われわれは法律的な意味で、また道徳的な意味でも、あまり罪を犯すということはないかもしれません。またそういう人とつきあうということはないかも知れないと思います。そうしたなかで、人の罪を赦すということは具体的にはどういうことなのでしょうか。
 
少し唐突に聞こえるかもしれませんが、わたしは、具体的には人の罪を赦すということは人のそれぞれの個性を受け入れていくということではないかと思います。個性というとかっこよく聞こえますが、個性というのは、それはその人のわがままといってもいいと思います。個性というのは、その人が生まれたときからずっともちつづけてきたDNAであるし、その人がその人の環境のなかで形成されてきたものであります。そう一朝一夕で直せるものではないと思います。それはその人のどうにもならない我が儘さといってもいいと思います。

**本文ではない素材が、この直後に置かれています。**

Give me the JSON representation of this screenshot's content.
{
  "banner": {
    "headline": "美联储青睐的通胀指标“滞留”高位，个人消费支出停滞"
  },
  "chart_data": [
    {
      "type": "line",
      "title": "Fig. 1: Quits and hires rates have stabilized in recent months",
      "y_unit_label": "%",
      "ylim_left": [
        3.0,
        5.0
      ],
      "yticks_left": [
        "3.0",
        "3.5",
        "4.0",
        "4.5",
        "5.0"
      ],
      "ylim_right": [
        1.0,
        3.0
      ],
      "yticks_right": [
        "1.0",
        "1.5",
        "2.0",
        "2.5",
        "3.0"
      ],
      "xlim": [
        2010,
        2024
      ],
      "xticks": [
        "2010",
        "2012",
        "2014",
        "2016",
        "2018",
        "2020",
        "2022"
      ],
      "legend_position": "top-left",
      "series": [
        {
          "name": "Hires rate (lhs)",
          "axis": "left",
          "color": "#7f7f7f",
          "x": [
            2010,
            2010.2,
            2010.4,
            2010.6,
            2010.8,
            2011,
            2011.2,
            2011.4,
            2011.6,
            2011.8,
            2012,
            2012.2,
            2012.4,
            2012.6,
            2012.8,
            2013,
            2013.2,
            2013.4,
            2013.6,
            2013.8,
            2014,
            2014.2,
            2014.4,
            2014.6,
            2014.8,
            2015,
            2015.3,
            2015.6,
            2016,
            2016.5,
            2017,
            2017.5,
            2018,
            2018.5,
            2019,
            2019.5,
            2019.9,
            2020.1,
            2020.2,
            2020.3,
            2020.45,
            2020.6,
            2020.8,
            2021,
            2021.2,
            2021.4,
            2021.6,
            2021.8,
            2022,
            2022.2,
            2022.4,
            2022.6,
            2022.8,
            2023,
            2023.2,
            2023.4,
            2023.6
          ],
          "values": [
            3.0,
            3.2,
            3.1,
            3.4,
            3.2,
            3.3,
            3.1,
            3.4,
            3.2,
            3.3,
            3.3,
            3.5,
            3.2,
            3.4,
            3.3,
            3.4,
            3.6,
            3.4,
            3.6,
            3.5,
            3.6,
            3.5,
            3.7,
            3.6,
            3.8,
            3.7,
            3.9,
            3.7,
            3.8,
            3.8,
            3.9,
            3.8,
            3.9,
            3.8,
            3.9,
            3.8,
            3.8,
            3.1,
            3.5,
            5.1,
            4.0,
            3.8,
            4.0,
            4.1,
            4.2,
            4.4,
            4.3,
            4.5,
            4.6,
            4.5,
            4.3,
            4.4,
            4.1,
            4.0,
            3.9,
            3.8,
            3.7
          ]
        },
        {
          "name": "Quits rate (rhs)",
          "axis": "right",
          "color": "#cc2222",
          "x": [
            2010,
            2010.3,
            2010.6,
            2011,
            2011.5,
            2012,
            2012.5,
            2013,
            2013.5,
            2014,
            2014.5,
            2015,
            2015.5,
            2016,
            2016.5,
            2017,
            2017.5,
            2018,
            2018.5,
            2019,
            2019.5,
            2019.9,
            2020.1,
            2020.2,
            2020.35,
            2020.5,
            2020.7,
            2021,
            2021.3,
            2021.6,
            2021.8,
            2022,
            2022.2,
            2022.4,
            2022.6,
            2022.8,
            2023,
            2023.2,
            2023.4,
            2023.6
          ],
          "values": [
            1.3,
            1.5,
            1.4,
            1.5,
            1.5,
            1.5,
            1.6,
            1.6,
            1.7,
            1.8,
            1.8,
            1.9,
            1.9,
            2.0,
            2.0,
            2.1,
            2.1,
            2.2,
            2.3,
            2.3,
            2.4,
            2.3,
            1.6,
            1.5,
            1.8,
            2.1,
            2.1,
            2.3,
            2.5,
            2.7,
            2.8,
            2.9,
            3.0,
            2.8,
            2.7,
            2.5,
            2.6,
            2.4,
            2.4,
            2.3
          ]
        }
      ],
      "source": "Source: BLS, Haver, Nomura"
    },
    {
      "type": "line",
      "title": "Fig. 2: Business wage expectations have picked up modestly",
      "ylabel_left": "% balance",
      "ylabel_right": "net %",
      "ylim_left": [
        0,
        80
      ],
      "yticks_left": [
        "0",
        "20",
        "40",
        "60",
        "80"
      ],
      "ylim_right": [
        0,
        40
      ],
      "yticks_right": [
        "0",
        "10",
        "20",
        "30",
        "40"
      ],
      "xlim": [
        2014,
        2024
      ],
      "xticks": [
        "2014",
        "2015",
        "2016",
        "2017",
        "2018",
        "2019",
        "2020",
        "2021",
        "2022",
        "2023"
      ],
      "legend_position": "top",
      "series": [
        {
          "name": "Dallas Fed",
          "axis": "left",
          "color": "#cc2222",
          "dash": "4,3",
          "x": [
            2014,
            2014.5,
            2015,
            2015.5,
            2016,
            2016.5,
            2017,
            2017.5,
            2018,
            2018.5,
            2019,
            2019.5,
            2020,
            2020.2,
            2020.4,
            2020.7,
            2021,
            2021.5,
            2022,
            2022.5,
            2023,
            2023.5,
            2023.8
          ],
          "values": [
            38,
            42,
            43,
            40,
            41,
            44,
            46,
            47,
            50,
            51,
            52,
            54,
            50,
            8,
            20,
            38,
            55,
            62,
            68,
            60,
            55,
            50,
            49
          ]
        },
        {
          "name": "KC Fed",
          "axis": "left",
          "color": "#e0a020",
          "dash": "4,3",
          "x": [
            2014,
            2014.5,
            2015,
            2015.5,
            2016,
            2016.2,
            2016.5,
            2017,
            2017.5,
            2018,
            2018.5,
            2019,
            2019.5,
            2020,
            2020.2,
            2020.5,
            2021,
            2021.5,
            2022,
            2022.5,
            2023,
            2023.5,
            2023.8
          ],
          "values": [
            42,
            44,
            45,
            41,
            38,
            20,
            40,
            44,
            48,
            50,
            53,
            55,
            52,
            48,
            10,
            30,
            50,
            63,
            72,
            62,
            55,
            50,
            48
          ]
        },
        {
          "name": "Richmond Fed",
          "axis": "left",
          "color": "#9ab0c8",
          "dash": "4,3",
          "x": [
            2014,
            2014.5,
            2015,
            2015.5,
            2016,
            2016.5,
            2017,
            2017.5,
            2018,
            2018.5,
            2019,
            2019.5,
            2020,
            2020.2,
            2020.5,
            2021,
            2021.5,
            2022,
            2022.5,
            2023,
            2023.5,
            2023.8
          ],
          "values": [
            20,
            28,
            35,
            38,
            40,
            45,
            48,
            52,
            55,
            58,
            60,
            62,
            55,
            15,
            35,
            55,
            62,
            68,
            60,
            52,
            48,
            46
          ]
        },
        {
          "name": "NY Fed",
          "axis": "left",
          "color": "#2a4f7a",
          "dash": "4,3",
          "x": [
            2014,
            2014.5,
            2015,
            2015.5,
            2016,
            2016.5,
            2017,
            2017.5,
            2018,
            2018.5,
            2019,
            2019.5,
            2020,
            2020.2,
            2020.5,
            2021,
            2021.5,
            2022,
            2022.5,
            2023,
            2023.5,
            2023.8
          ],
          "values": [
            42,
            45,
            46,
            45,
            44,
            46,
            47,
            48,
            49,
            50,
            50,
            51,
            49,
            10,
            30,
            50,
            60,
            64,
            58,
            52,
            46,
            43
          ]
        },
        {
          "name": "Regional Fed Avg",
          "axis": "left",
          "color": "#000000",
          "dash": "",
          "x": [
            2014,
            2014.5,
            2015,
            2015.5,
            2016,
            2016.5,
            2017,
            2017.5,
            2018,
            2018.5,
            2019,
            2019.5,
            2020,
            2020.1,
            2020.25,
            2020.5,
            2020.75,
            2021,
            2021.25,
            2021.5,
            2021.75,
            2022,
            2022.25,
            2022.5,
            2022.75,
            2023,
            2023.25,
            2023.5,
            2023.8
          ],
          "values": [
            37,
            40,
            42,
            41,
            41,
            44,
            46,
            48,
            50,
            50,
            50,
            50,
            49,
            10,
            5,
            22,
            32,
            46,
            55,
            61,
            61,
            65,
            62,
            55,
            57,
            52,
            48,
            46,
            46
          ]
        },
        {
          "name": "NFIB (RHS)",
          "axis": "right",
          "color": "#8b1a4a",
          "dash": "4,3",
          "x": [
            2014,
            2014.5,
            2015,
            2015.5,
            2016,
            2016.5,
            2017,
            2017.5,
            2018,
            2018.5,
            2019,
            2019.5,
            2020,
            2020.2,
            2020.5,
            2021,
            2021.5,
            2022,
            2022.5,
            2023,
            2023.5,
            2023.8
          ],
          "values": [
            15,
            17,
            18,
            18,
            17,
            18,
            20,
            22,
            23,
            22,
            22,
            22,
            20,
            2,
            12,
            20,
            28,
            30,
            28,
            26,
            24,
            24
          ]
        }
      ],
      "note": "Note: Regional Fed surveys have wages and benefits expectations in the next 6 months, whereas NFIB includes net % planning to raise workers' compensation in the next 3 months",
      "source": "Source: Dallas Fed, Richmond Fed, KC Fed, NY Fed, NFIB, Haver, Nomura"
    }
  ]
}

その相手の我が儘さを教育して直してあげようなどと思わない、その人の持って生まれてきた個性をうけいれてあげる、それが具体的に、その人の罪を赦すということだと思います。

 人の長所は必ず裏を返すと短所です。真面目さと言う長所は、裏をかえすと融通がきなかいという短所になる、だらしがないという短所は、裏を返すとおおらかさという長所になる、人をほっとさせると言う長所になるのではないかと思います。相手を受け入れるということは、その裏を返すと短所になる、その短所をもまるごど受け入れる、赦すということであります。その短所を教育して直してあげようなどと思わないことです。妻は夫を教育しようとしないことです、夫は妻を教育して直そうなどと思わないことです。お互いに相手の個性をうけいれていくということ、それが具体的な意味での罪の赦しということではないかと思うのです。

 イエス・キリストは人々に捨てられ、弟子達にも捨てられ、そして最後には神にまで捨てられていく救い主だったのであります。イエスはあの十字架のうえで、「わが神、わが神、どうしてわたしをお見捨てになったのですか」と、叫ばれて息を引き取ったのであります。その最後の叫び声を聞いて、ただその言葉をだけ聞いて、マタイによる福音書には、この時、大地震が起こって、死人が墓からよみがえったとか余分なことが書かれておりますが、マルコによる福音書では、ひとりの異邦人の百卒長は「わが神、わが神、どうしてわたしたをお見捨てになったのですか」と叫ばれて息を引き取ったイエスのこの言葉だけを聞いて、「この人はまことに神の子であった」と告白したというのです。われわれも、そのように告白したいと思います。